Matt Miller caught my attention today with the headline “Have US wireless carriers gone mad? Samsung Fascinate crippled by Verizon“! He’s displeased with the mobile crapware or CRAPPS on this thing. Unfortunately, there’s likely more madness to follow.
Matt takes issue with the fact that Verizon swapped out Google Search and Google Maps with Bing and Verizon Navigator, respectively, with no easy way to switch them back or to something else. In addition, access to the Android Market and app sideloading have been limited. I’m sure nothing stops a geek from rooting the device and switching whatever they want, but for the average user, these options are locked in and that, no matter the quality of the software, drops them into my definition of CRAPPS*.
But that’s just one phone, right? Verizon hadn’t done this with the DROID line, so it’s an isolated incident. Well, don’t be too sure about that. A couple of events indicate this is just the beginning.
First, one thing you may not realize is Verizon and Microsoft signed a five-year deal to make Bing the exclusive search and advertising provider for Verizon Wireless. Emphasis on “Exclusive.” BlackBerry users have already seen this happen. At the time, it was believed Android handsets were exempt, but the Samsung Fascinate demonstrates that belief was a false one.

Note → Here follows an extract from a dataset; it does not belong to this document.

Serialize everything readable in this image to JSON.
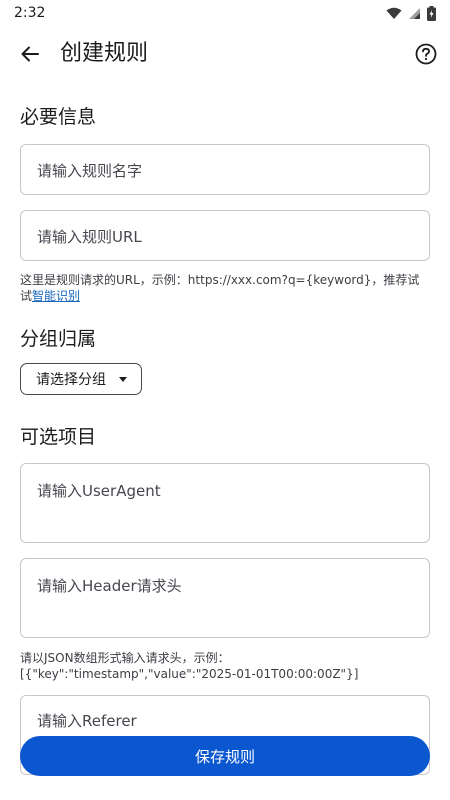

So why didn’t Android phones already get the same treatment as BlackBerrys? Because the software wasn’t ready. But it is now. Last week, Microsoft announced Bing for Mobile, the official Bing app for Verizon Wireless Android phones. There was no business reason why Verizon’s Android phones didn’t get the Bing treatment; it was a matter of software.
So maybe you’re thinking Android phones weren’t exempt, but possibly the DROID line is. Why would you think that? Microsoft is rumored to have paid $500M for this five-year exclusive deal. If they allowed Verizon’s flagship smartphone line to be exempt, they should fire the guy who brokered that deal. Furthermore, on their website, Verizon Wireless claims: “Bing will be the search for the native browser on most devices.” The way they churn out new DROID models, they can’t both exempt DROID and make Bing the search engine on most of their web-capable devices. Either Bing will replace Google on new DROID phones going forward (and maybe even retroactively via an OS update), or Microsoft dropped half a billion dollars on a really bad deal.
Unfortunately, while locking down an open Android device in this way may strike some as madness, it’s actually a return to normalcy. Remember, the way AT&T kept their hands off the iPhone (Apple worries about the device; AT&T worries about the network) was a novel idea when it was introduced. It looked like Android phones would be treated the same way, but I don’t recall Verizon ever agreeing to that. (The Open Handset Alliance is all about openness on the production side, not the consumer side.) Even if they did, DROID is their brand. HTC, Motorola, and Google don’t control the devices; Verizon does. They are essentially both Apple and AT&T in this analogy.
Android being a free, open source operating system does not matter either. It’s free as in “free beer” not “free as in freedom” and being open source does not mean it can’t be locked down. It’s open for vendors to do with as they please. The OHA makes no promise of openness for consumers. Also, iOS is built on open source Darwin. Clearly open source does not guarantee consumer openness.
What this all boils down to is that the “mad crippling” of the Samsung Fascinate is not an anomaly. It is what was normal before the iPhone came along. Many of us seem to have forgotten that. There was a period of adjustment as carriers reacted to the iPhone, but that period is over. DROID is a strong brand, better recognized than Android. That gives them the leverage to dump Google Maps for their own $10/month Navigator and Google Search for the more profitable Bing. That’s not madness; it’s a move back to (profitable) business as usual.
*Let me re-emphasize, I’m not saying there’s anything wrong with Bing as a search engine. This is not an attack on the service or the software. In fact, I’ve been pleasantly surprised at how well Microsoft is marketing the service. The overall effort and strategy has really impressed me. (That they’re poised to displace Google as the search engine on DROID, taking revenue that Google assumed was theirs, is deliciously cunning.) It is strictly Verizon’s lock-in approach that qualifies the app as a CRAPP. That’s regardless of any positive qualities.